Delta, like other airlines, says it doesn’t allow name changes on tickets …  Most airlines make their tickets “nontransferable” to protect their fare structures and maintain control of their inventory. Otherwise, entrepreneurs might hoard cheap tickets and then resell them at higher prices closer to departure …

Travelers can fly later on their unused tickets by applying the value of the ticket to another trip to any destination after deducting change fees. But most airlines require the new ticket to be in the original passenger’s name … The restriction means that when plans change, consumers are often left holding nonrefundable tickets they can’t use … many end up getting thrown away.

How many? Airlines won’t say.

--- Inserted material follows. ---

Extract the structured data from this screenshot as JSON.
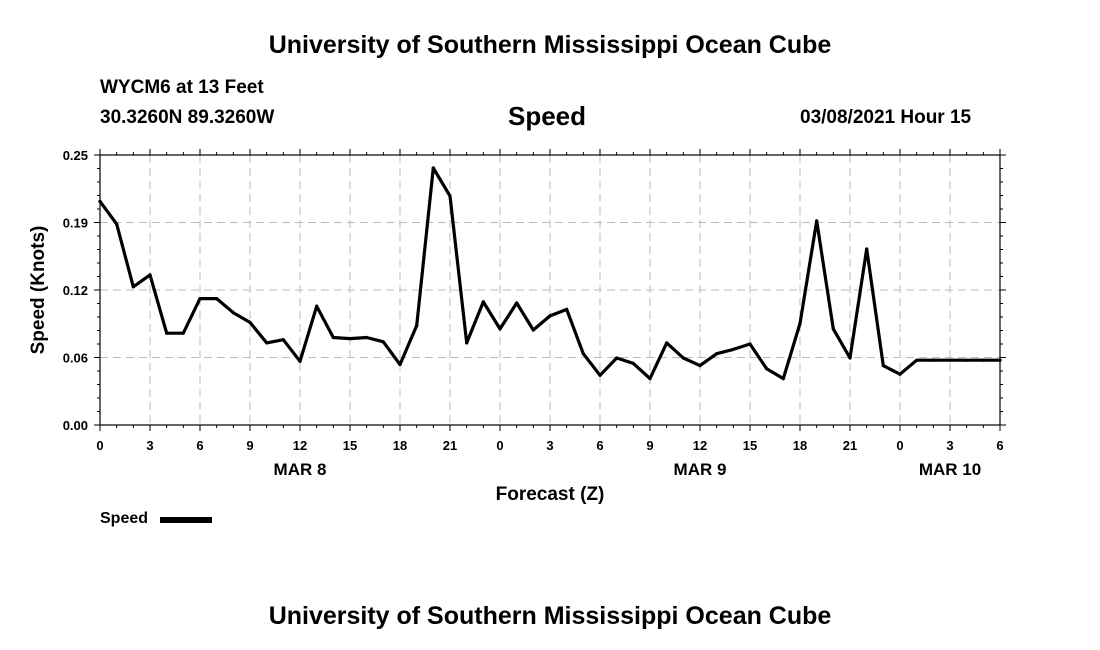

Airlines don’t break out revenue from “spoiled” tickets and won’t publicly estimate how many tickets are never used … One thing is clear: Spoilage is big enough to allow overbooking of flights — selling more tickets than there are seats on a plane because some customers typically don’t show up.

Industry insiders … suggested that about 2% of all tickets expire unused. One official put the figure as high as 3% of an airline’s revenue … Based on 2007 passenger revenue …  $1.8 billion to $2.7 billion worth of tickets are thrown away each year. Even after change fees, that’s enough to make a major difference for charities.

Organizations such as Make-A-Wish say they would be thrilled to make use of some of those tickets … Airline customers donated millions of frequent-flier miles to Make-A-Wish, resulting in about $3.6 million worth of tickets for 880 families. But the organization had to purchase tickets for 7,790 other wishes granted …

Carriers say they won’t make exceptions for charities, and don’t have any mechanism to convert donated tickets to miles, gift cards or airline vouchers that could be transferred to approved charities … Some carriers said they didn’t have the technology to allow donations; others said that even though they charge change fees, the cost of allowing donations is the main hurdle …

Making airline tickets transferable isn’t a security issue. The TSA says the airline simply has to check passenger manifests against extra-security screening criteria and no-fly watch lists before departure. “TSA does not have a rule directly forbidding the transfer of airline tickets,” a spokesman said …

To Mr. Zizzo, the airline policy doesn’t make sense. “If I don’t use the tickets, they get to put $700 in their pocket,” he said. “With the economy the way it is, it makes sense to use everything available, especially for someone in need.”